Since 1998, my life has changed quite dramatically, and I did things I'm not sure I would have done before. I ran a half-marathon and then a marathon, though I had never been a runner. I bought a house and got a new job. I started playing bluegrass music in public. I made new friends. I joined tennis teams. I started a book club. Best of all, I married an Australian surfer that I met on vacation in Costa Rica.

Without the depression, I don't know that I would have ever done any of these things. On the other hand, maybe the outlook I have now was always in me, just waiting for an opportunity to emerge, like a butterfly in a cocoon. So the depression, in a way, provided me with the impetus to act. But the desire, the impulse to make a life, was there the whole time. And since then I've felt very strongly that I control not only my destiny but also how I'm going to feel about it and what I'm going to become. I'm relatively fearless about how my life is going to go. Marry an Aussie surfer/electrician? sure, I love him and he's fun and sweet and he makes me happy. Move to Hawaii? Why not, it's pretty and people will come visit. Have a kid soon? Hell, yeah. We're ready. Full steam ahead.

Yesterday my mother called me to tell me about an envelope of my old school records from when I was in first grade in Venezuela. The teachers loved me, I was cooperative, smart, eager to learn, a joy to have in class, blah blah blah. In the "needs improvement" section, the teacher said, "Wendy has a difficult time keeping her work space neat and organized." I would like to invite my teacher to my office to let her know that her observation would be as applicable now as then -- my desk looks like a filing cabinet was dumped out onto it, and it pretty much always looks that way.

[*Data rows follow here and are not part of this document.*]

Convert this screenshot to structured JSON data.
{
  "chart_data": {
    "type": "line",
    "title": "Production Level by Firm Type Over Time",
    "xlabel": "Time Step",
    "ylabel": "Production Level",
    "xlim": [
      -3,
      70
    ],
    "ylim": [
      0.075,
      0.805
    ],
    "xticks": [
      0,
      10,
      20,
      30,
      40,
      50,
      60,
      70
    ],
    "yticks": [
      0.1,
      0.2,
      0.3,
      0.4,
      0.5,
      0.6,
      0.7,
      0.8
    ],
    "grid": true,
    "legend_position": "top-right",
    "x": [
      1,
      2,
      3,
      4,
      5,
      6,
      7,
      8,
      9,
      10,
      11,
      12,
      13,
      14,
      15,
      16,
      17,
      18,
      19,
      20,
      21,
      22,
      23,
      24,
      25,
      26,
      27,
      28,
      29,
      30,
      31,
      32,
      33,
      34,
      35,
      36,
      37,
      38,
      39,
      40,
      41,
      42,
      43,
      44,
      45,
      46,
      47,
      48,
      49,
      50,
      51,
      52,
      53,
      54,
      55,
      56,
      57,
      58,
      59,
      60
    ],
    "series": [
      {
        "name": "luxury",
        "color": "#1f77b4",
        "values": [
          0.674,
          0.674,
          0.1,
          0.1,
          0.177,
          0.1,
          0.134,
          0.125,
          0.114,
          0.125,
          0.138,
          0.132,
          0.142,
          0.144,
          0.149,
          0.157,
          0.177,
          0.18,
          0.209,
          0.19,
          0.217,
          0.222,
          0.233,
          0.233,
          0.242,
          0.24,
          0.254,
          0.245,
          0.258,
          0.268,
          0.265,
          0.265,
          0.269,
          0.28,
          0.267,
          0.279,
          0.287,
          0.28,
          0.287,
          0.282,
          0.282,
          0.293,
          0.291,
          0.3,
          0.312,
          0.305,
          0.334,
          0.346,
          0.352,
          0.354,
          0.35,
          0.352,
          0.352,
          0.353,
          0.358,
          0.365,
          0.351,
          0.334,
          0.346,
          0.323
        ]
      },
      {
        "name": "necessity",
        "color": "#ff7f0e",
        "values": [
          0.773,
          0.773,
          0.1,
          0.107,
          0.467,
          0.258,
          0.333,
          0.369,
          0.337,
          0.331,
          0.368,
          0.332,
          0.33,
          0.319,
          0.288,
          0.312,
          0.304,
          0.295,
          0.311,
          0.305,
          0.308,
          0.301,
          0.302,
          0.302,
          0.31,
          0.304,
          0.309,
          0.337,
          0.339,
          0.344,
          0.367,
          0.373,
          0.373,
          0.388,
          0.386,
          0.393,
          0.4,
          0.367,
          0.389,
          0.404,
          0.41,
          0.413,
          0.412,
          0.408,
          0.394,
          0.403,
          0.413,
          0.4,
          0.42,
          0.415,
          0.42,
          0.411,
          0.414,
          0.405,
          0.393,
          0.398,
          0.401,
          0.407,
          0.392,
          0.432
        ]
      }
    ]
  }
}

I try to clean it, but it doesn't really take. I guess that part of me has been encoded since the age of five, and it's never changed, and it's never going to.

I want my friend to know that her core as a person isn't something likely to be changed by anything. She's smart, principled, moral, ethical, and serious. I suspect that those qualifies may spur her to make some changes that she might not have otherwise made, or that she didn't realize she had the strength to make. But it will still be her. Some lessons learned, a little more circumspect, perhaps, but still wonderful her.